Durante la prima parte della serata si sono svolti gli
incontri di pugilato molto tecnici due dei quali sono
finiti per KO. Nelle gare di Quinda e Sanda si sono
confrontati molti atleti IBDF, alcuni dei quali hanno ben
impressionato. Un’unica pecca ha contraddistinto gli
arbitraggi del Quinda formata da una poule forse un po’
inesperta che ha mostrato in alcune occasioni diverse
defaiance, sebbene quasi tutte ininfluenti ai fini del
risultato finale. Infatti in diversi casi alcuni
interventi fallosi non sono stati considerati tali,
nonostante ciò gli atleti più meritevoli sono riusciti
ad ottenere la vittoria. L’unico neo si è verificato
nell’incontro di Quinda fra Gaiani (ASCO) e De Vita
(Sempre Avanti); inizialmente è stata assegnata la
vittoria all’atleta dell’ASCO, giudizio che peraltro
aveva trovato anche il consenso della maggior parte degli
addetti ai lavori. Subito dopo però il verdetto è
cambiato a favore di De Vita che così si è aggiudicato
l’incontro lasciando parecchi dubbi e perplessità sul
verdetto. Sempre nel Quinda l’incontro fra Brusamolin (Shaolin
Temple Bolzano) e Bugli (ASCO) ha visto vincere
inaspettatamente l’atleta bolzanino. Il fighter
altoatesino ha infatti combattuto con la sua consueta
grinta e col cuore da leone, mentre Bugli ha palesato un
netto calo rispetto ad un anno e mezzo fa, quando lo
ricordiamo fra gli autori di quelle 6 vittorie a 0 degli
italiani IBDF contro i tedeschi nella splendida spedizione
in terra germanica. Nell’ultimo incontro di Quinda
invece un’”arrugginito” Ranisi (Shaolin Temple
Bolzano), assente da un anno su un tappeto di gara
importante, ha avuto la meglio dopo tre round su
Barboncini (Sempre Avanti), quest’ultimo sempre
combattivo, sebbene abbia più volte tentato di portare a
termine qualche colpo non corretto. Nel Sanda maschile
Accattoli (D’Olimpio Team) ha sconfitto l’avversario
Tommasini (Kung Fu Dragon) al primo round per abbandono
causa un infortunio, round
che comunque lo vedeva in vantaggio. Nel Sanda femminile White Angel
contro Miscea Eva (Kung Fu Dragon) ha sfiorato la vittoria
per KO, evitato dall’intervento del suo coach, M°
Corrado Lazzarini.

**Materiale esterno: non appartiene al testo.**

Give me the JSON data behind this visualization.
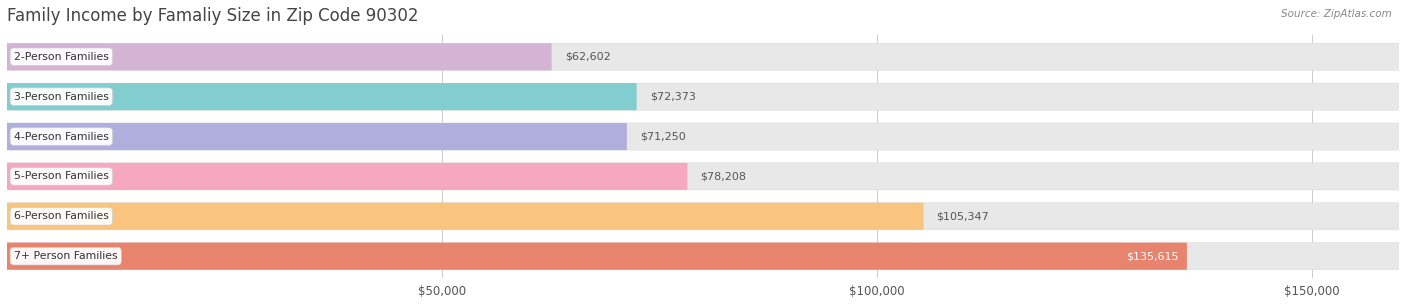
{
  "title": "Family Income by Famaliy Size in Zip Code 90302",
  "source": "Source: ZipAtlas.com",
  "categories": [
    "2-Person Families",
    "3-Person Families",
    "4-Person Families",
    "5-Person Families",
    "6-Person Families",
    "7+ Person Families"
  ],
  "values": [
    62602,
    72373,
    71250,
    78208,
    105347,
    135615
  ],
  "labels": [
    "$62,602",
    "$72,373",
    "$71,250",
    "$78,208",
    "$105,347",
    "$135,615"
  ],
  "bar_colors": [
    "#d4b4d4",
    "#82cece",
    "#b0aedd",
    "#f5a8c0",
    "#f9c47e",
    "#e8836e"
  ],
  "background_color": "#f0f0f0",
  "bar_bg_color": "#e8e8e8",
  "xlim": [
    0,
    160000
  ],
  "xticks": [
    50000,
    100000,
    150000
  ],
  "xticklabels": [
    "$50,000",
    "$100,000",
    "$150,000"
  ],
  "label_inside_threshold": 110000,
  "title_fontsize": 12,
  "bar_height": 0.68,
  "figsize": [
    14.06,
    3.05
  ],
  "dpi": 100
}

Infatti quest’ultimo, dopo che la
ragazza bolognese è stata contata e dopo essere rimasta
piuttosto passiva, ha fermato White Angel negli ultimi 10
– 15 secondi.
«Il match è iniziato con un primo round equilibrato e di studio per
Laura, - commenta il M° Lazzarini - terminando con un
pareggio. Nel secondo round, nonostante una prima parte
ancora equilibrata, Laura ha cambiato marcia prendendo il
comando dell’incontro con una forte e numerosa
progressione di colpi ben assestati, causando due vistosi
cedimenti dell’avversaria. Nel terzo e ultimo round, la
Miscea è partita molto forte nel disperato tentativo di
recuperare. Ma si è trattato solo di un fuoco di paglia
durato poco in quanto Laura ha saputo ribattere imponendo
il suo ritmo. In poco tempo ha“spento” le luci
all’avversaria, tanto da spingere il direttore di gara a
contarla. Nonostante questo il combattimento è proseguito
con ulteriori traballamenti dell’avversaria. Mi sono
quindi sentito in dovere di far rallentare Laura: finire
al tappeto è umiliante, non è bello e può avere
ripercussioni anche sulla salute. Quindi Laura ha preso le
distante e da quel momento l’incontro praticamente è
terminato. In una situazione come quella di oggi dopo il
conteggio dell’arbitro io personalmente avrei ritirato
l’atleta per la sua tutela. E’ giusto che si
divertano, ma non devono rischiare la propria salute o la
propria vita, questa è sempre stata la mia filosofia e lo
è ancor di più da 5 anni a questa parte, cioè da quando
Laura ha subito il famoso infortunio che le stava costando
la vita. In ogni caso mi complimento con White Angel, che
ha disputato un buon test
premiato per la sua costanza e il suo impegno. Deve
ancora lavorare, sebbene sia sulla buona strada per
ritrovare la sicurezza dei propri mezzi; infatti ha
carattere e qualità per fare grandi cose, come ha
dimostrato ampiamente l’ultima ripresa. Vorrei
complimentarmi con Gabriele
che continua a sorprendermi. Infatti per motivi di
studio non riesce ad allenarsi a sufficienza, ma sul ring
i suoi combattimenti col cuore fanno la differenza. Ha
fatto un incontro perfetto ascoltandomi quasi sempre ed
ottenendo una bella vittoria. E’ stata l’ennesima
sorpresa dopo le prestazioni ai campionati regionali di
due settimane fa affermandosi come un’atleta di punta
delle squadra. Ora spero di poter realizzare un programma
per far crescere Gabriele ad altissimi livelli senza
interferire lo studio. Concludo
questa piccola analisi tecnica dei miei atleti con
l’incontro di Matteo Ranisi; sebbene abbia vinto contro
Daniele Baroncini, ritengo che sia stato penalizzato
dall'inesperienza degli arbitri, che avrebbero dovuto
terminare l'incontro dopo il secondo round e che non hanno
penalizzato le azioni fallose dell'avversario. Comunque va
bene così, ora Matteo dovrà recuperare i mesi di
inattività per ritrovare al più presto una buona forma.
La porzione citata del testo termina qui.